Six months to reach Jupiter’s orbit at 38 km/s. That should give readers a clue as to the vast distances involved. At that speed, it would take more than 123,000 years to reach even the closest star, and it’s not even headed that way. NBC News again:
The most likely outcome of these efforts will be to find nothing but radio silence. But it’s never smart to rule out surprises, for they’re the stuff of science. Who knows? Perhaps, just perhaps, Oumuamua is someone else’s attempt to boulderly go.
That last line gave me a chuckle. Futurism’s article concludes:
Many humans seem to be eager to prove that we are not alone in the universe. To that end, they can tend to cling to any remote possibility more than the evidence should afford. While mysterious signals or strange objects should absolutely pique our interests, we shouldn’t focus on the answer being aliens. There is plenty we have yet to learn about the universe around us, and yes, intelligent life elsewhere in the universe might be part of that elusive knowledge. We can get just as excited about learning more about the mechanics of the universe which can help us gain important insight on just how we got here, and on a cosmic scale, where we are headed.

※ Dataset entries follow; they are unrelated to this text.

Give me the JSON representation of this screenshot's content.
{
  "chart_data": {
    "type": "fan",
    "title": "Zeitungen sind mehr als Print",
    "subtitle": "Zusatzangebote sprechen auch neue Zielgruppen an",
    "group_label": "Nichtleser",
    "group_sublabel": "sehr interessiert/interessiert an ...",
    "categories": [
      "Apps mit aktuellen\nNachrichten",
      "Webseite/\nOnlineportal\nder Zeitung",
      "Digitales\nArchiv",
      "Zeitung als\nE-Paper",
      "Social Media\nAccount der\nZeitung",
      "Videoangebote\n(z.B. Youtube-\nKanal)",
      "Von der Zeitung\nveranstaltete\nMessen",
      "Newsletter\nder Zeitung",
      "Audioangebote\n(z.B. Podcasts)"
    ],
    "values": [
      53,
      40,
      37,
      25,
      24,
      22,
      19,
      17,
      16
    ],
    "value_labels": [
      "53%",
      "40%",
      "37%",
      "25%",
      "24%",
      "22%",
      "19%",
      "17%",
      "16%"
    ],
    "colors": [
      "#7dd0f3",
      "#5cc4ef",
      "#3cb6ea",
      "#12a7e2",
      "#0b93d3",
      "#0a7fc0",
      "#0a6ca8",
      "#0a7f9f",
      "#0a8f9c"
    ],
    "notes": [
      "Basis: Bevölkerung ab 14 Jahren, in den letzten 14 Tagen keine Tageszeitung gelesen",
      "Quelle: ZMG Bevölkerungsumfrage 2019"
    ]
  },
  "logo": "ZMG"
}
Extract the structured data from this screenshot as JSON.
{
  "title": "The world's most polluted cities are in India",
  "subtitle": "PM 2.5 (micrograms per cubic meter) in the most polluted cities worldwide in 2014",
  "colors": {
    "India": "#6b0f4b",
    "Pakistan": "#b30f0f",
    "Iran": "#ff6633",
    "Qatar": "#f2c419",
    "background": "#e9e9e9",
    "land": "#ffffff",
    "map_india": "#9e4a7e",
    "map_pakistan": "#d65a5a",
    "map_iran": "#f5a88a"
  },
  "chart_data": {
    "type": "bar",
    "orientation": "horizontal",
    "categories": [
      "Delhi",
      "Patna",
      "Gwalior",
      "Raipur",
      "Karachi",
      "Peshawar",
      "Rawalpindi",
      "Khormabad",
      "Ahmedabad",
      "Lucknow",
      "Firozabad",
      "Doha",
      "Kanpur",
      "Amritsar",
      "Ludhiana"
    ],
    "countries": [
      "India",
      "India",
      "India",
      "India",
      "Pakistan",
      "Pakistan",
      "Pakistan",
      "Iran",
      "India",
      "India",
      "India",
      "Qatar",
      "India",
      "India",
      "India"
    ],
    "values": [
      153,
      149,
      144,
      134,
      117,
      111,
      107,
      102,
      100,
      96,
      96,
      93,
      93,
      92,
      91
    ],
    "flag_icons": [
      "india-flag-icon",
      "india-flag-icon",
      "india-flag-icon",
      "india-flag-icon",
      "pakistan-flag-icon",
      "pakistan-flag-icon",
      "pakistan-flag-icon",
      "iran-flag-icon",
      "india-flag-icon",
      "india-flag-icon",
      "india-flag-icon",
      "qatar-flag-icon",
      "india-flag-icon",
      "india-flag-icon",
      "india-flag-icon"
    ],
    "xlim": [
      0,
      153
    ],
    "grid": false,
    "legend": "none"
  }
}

And that’s where we should be focused: on learning more about the universe. Not in imagining rocks are alien space ships, UFOs are watching us, aliens are abducting people or Bigfoot stomps around our woods.
Oumuamua is an intriguing object, but when all is said and done, it isn’t a derelict spaceship, it isn’t a sign of the apocalypse, it isn’t full of aliens and it’s not the herald of your deity: it’s just a piece of rock.